There is no doubt she feels part of their family.

“There was just a sense of belonging and there’s no doubt that it changed my life. Now I don’t think about it – this is my family and I’m part of it,” she says.

In the first year she was with the Hindles, they took Amber on her first holiday, to Portugal, and she began to experience the kind of fun that most children take for granted.

“It’s about going into a new family environment and feeling cared for and loved,” she says.

The move into foster care also had a huge impact on Amber’s education. She attended Wheatley Hill Primary School, then Wellfield Secondary, and was always given the support to work hard while also enjoying herself.

Now 18, Amber recently did well in her A-Levels and is starting at New College Durham to study for a social work degree.

“Seeing the importance of children being cared for made me want to be a social worker,” she says.

Alongside her ambition to join the care sector, Amber is also happy to support Durham County Council’s campaign to recruit more foster carers.

“There are a lot of children who need support, so it’s right to appeal to people to come forward because it makes such a massive difference,” she says.

The aim of the campaign is to ensure that there are sufficient carers to support the increased number of children looked after by Durham County Council. That number stood at 814 last month, with the North-East recording a 50 per cent rise since 2010, the biggest increase in the country.

Good foster carers are, therefore, cherished in County Durham and Deborah, whose surname can’t be revealed, fits the bill perfectly.

Indeed, such is her reputation for looking after children, she’s known as The Pied Piper in the village where she lives.

Deborah has been fostering for 11 years and has looked after nearly 40 children during that time.

One little boy came to her when he was two and still lives with her 11 years later.

Deborah’s always loved children, even when she was a child herself. Indeed, she had an early experience of the importance of care when she was a teenager and babysat a little boy whose mother was an alcoholic.

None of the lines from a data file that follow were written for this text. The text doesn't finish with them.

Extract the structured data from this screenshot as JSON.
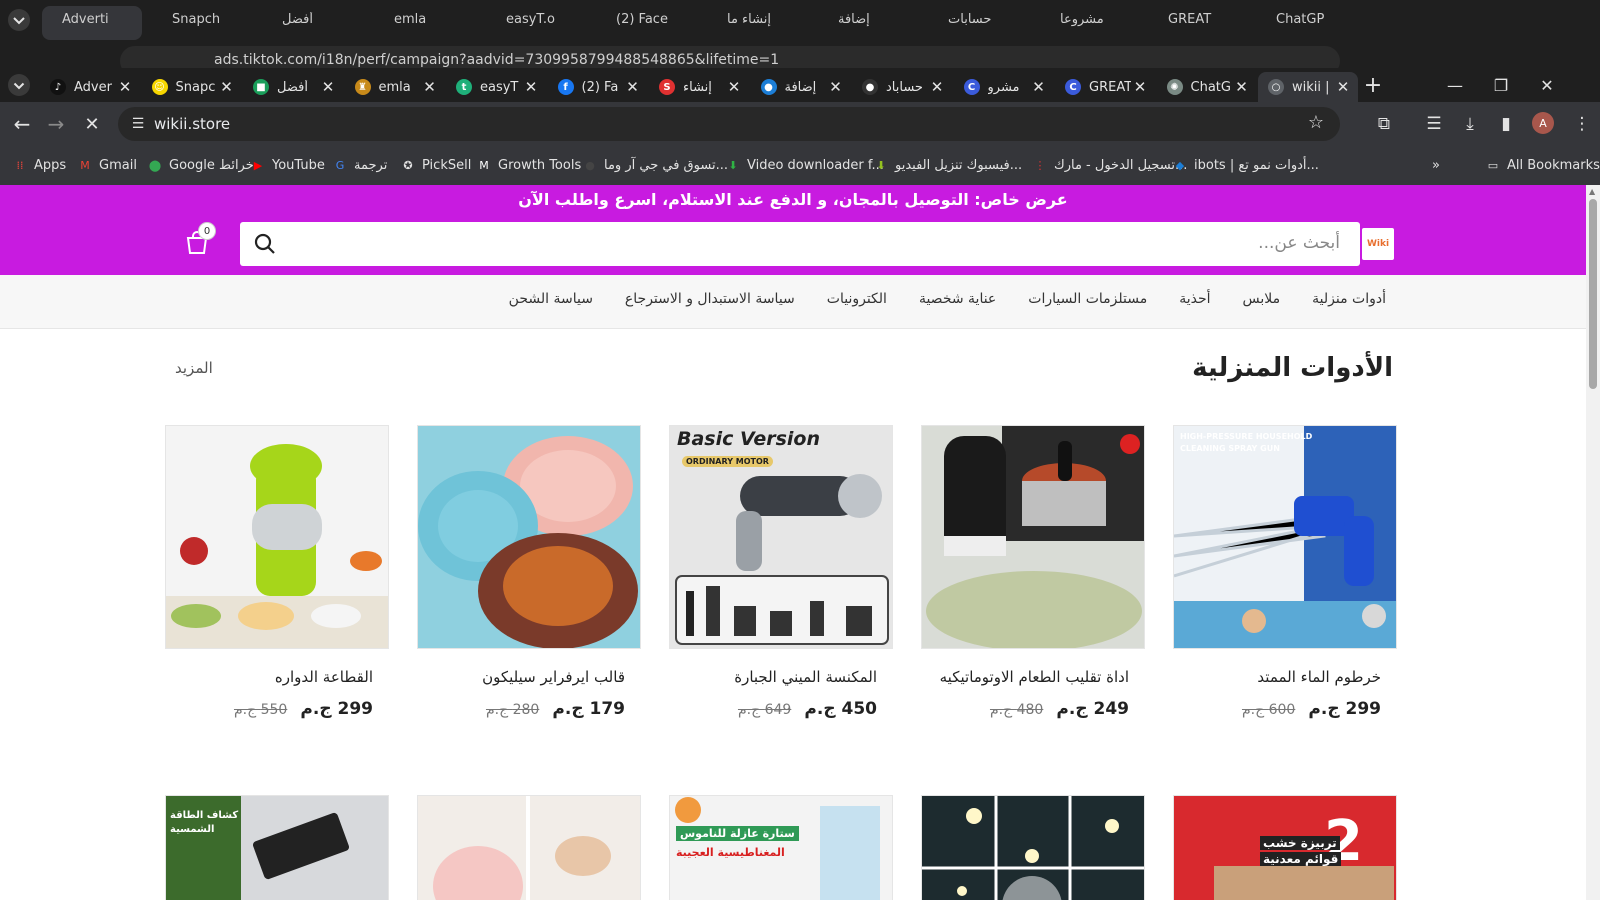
{
  "back_window": {
    "tabs": [
      "Adverti",
      "Snapch",
      "أفضل",
      "emla",
      "easyT.o",
      "(2) Face",
      "إنشاء ما",
      "إضافة",
      "حسابات",
      "مشروعا",
      "GREAT",
      "ChatGP"
    ],
    "url": "ads.tiktok.com/i18n/perf/campaign?aadvid=7309958799488548865&lifetime=1"
  },
  "tabs": [
    {
      "title": "Adver",
      "color": "#111111",
      "glyph": "♪"
    },
    {
      "title": "Snapc",
      "color": "#f7d600",
      "glyph": "☺"
    },
    {
      "title": "أفضل",
      "color": "#1a9e5a",
      "glyph": "■"
    },
    {
      "title": "emla",
      "color": "#c88a1a",
      "glyph": "♜"
    },
    {
      "title": "easyT",
      "color": "#1fb07a",
      "glyph": "t"
    },
    {
      "title": "(2) Fa",
      "color": "#1877f2",
      "glyph": "f"
    },
    {
      "title": "إنشاء",
      "color": "#e03131",
      "glyph": "S"
    },
    {
      "title": "إضافة",
      "color": "#1c7ed6",
      "glyph": "●"
    },
    {
      "title": "حساباد",
      "color": "#333333",
      "glyph": "●"
    },
    {
      "title": "مشرو",
      "color": "#3b5bdb",
      "glyph": "C"
    },
    {
      "title": "GREAT",
      "color": "#3b5bdb",
      "glyph": "C"
    },
    {
      "title": "ChatG",
      "color": "#7a8a84",
      "glyph": "✺"
    },
    {
      "title": "wikii |",
      "color": "#5f6368",
      "glyph": "○"
    }
  ],
  "toolbar": {
    "url": "wikii.store"
  },
  "bookmarks": [
    {
      "label": "Apps",
      "icon": "apps-grid-icon",
      "color": "#e8453c"
    },
    {
      "label": "Gmail",
      "icon": "gmail-icon",
      "color": "#ea4335"
    },
    {
      "label": "Google خرائط",
      "icon": "maps-pin-icon",
      "color": "#34a853"
    },
    {
      "label": "YouTube",
      "icon": "youtube-icon",
      "color": "#ff0000"
    },
    {
      "label": "ترجمة",
      "icon": "translate-icon",
      "color": "#4285f4"
    },
    {
      "label": "PickSell",
      "icon": "picksell-icon",
      "color": "#e3e3e3"
    },
    {
      "label": "Growth Tools",
      "icon": "growth-tools-icon",
      "color": "#ffffff"
    },
    {
      "label": "تسوق في جي آر وما...",
      "icon": "gr-shop-icon",
      "color": "#444444"
    },
    {
      "label": "Video downloader f...",
      "icon": "download-arrow-icon",
      "color": "#2fb344"
    },
    {
      "label": "فيسبوك تنزيل الفيديو...",
      "icon": "download-arrow-icon",
      "color": "#94c11f"
    },
    {
      "label": "تسجيل الدخول - مارك...",
      "icon": "dots-icon",
      "color": "#e03131"
    },
    {
      "label": "ibots | أدوات نمو تع...",
      "icon": "ibots-icon",
      "color": "#1c7ed6"
    }
  ],
  "all_bookmarks": "All Bookmarks",
  "avatar_letter": "A",
  "site": {
    "promo": "عرض خاص: التوصيل بالمجان، و الدفع عند الاستلام، اسرع واطلب الآن",
    "search_placeholder": "أبحث عن...",
    "logo_text": "Wiki",
    "cart_count": "0",
    "categories": [
      "أدوات منزلية",
      "ملابس",
      "أحذية",
      "مستلزمات السيارات",
      "عناية شخصية",
      "الكترونيات",
      "سياسة الاستبدال و الاسترجاع",
      "سياسة الشحن"
    ],
    "section_title": "الأدوات المنزلية",
    "more": "المزيد",
    "products": [
      {
        "name": "خرطوم الماء الممتد",
        "price": "299 ج.م",
        "old": "600 ج.م",
        "image": "spray-gun"
      },
      {
        "name": "اداة تقليب الطعام الاوتوماتيكيه",
        "price": "249 ج.م",
        "old": "480 ج.م",
        "image": "stirrer"
      },
      {
        "name": "المكنسة الميني الجبارة",
        "price": "450 ج.م",
        "old": "649 ج.م",
        "image": "vacuum",
        "image_text": "Basic Version",
        "image_subtext": "ORDINARY MOTOR"
      },
      {
        "name": "قالب ايرفراير سيليكون",
        "price": "179 ج.م",
        "old": "280 ج.م",
        "image": "air-fryer-liner"
      },
      {
        "name": "القطاعة الدواره",
        "price": "299 ج.م",
        "old": "550 ج.م",
        "image": "rotary-grater"
      }
    ],
    "spray_label_1": "HIGH-PRESSURE HOUSEHOLD",
    "spray_label_2": "CLEANING SPRAY GUN",
    "row2": [
      {
        "image": "wooden-tray",
        "text_1": "تربيزة خشب",
        "text_2": "قوائم معدنية",
        "badge": "2"
      },
      {
        "image": "ground-lights"
      },
      {
        "image": "mosquito-net",
        "text_1": "ستارة عازلة للناموس",
        "text_2": "المغناطيسية العجيبة"
      },
      {
        "image": "mini-chopper"
      },
      {
        "image": "solar-lamp",
        "text_1": "كشاف الطاقة",
        "text_2": "الشمسية"
      }
    ]
  }
}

“He ended up spending most of his time with our family and that gave me an insight into some of the challenges children face,” she recalls.

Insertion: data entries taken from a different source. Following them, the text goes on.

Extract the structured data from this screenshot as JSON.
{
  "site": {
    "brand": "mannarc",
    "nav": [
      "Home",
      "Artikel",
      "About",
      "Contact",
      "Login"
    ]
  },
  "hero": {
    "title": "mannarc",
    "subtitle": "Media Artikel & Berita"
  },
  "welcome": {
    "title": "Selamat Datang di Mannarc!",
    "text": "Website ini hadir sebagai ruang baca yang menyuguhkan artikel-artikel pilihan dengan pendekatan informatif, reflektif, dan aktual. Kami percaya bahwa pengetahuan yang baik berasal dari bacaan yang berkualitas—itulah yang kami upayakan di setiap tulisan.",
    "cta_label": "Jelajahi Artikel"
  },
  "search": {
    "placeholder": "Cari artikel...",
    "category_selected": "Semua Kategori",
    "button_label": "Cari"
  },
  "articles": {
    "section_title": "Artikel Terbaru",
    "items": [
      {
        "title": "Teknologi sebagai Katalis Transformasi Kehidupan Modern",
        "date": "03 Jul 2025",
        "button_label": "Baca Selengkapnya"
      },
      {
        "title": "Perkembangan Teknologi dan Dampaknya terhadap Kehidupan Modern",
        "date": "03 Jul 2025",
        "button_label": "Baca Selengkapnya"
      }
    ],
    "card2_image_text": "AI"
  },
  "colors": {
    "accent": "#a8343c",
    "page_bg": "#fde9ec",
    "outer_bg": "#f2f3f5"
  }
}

Deborah went on to become a mum of four and grandmother of 11, but had separated from her husband by the time she began caring for other children. She’d gone to Catterick Market and passed a stall promoting fostering.

Her daughter took away some literature, read about children in need of care, and was moved to tears.

“We’ve got to do this,” she told her mum. Within days Deborah had contacted the county council to set out on the path to becoming a foster carer.

“The process is exhaustive,”

she says. “Background checks are made and you go in front of a panel but, ultimately, it’s worth it.

“You try to give these children a better start and hope they’ll take something from you on their journey through life.”

It’s the little things that lookedafter children often value most.

Years after Deborah had fostered one little boy, she saw him again and he told her what he remembered most about living with her was the nice smell of the towels and clothes.

“That’s the joy you get – when you see how small things like that have given so much pleasure and comfort to a child,” she explains.

“They are things that most of us take for granted, but many of these children have never had little luxuries, never been in a car, never been to a party.”

Deborah hopes the county council’s campaign to find more foster carers bears fruit but warns it’s not something that should be underestimated.

“There are so many children in need of help but it’s not all plain sailing,” she says. “Some children come with more problems than others. It’s not to be taken lightly but it’s incredibly rewarding to know you’ve made a difference.”

Being a foster carer runs in Deborah’s family because one of her own children, Lisa, has followed her example.

Having been inspired by her mum, Lisa, 38, has now been fostering for five years after a social worker told her she’d be wellequipped for the role.

“I’d had the benefit of seeing mum doing it and the experience of supporting her,” says Lisa, who has two children of her own.

“What I’d say to anyone thinking about doing it is never be afraid to ask for help because there’s always plenty of support if you need it. It will be the hardest job you’ve ever done but also the most important and most rewarding.”

One special moment came when Lisa cared for a two-year-old girl with special needs who’d had a terrible ordeal.

“To begin with she had a bubble round her, but after three days she touched my hand,” she recalls. “It broke my heart because she was reaching out and it was a sign of acceptance. All kids want is to be loved and have a sense that they belong somewhere.”

Paula Armstrong, who lives in Great Lumley, is a more recent convert to fostering, having spent 24 years in the Army.

She joined the Armed Forces when she was 18, working in logistics, and saw service in Iraq and Northern Ireland.

Now 46, Paula embarked on another tough role as a full-time foster carer last May.

Paula’s sister-in-law is a foster carer and Paula offered to provide respite care to these children on a few occasions before beginning her own fostering career by caring for a five-year-old boy and sevenyear-old girl on a six-week placement.

She’s now looking after a little boy who’ll be three this month.

“I just wanted to give something back to help children,” says Paula, whose husband Martin is director of a steel fabrication company.

“You hear of so many bad things happening to children who are not given a chance in life. There’s so much job satisfaction.These children are so resilient.

"They come to you maybe a little bit broken, and not really knowing what normal is, but then you see them thrive and grow in confidence.

“There’s no better feeling than seeing children succeed with little milestones that turn into something bigger.”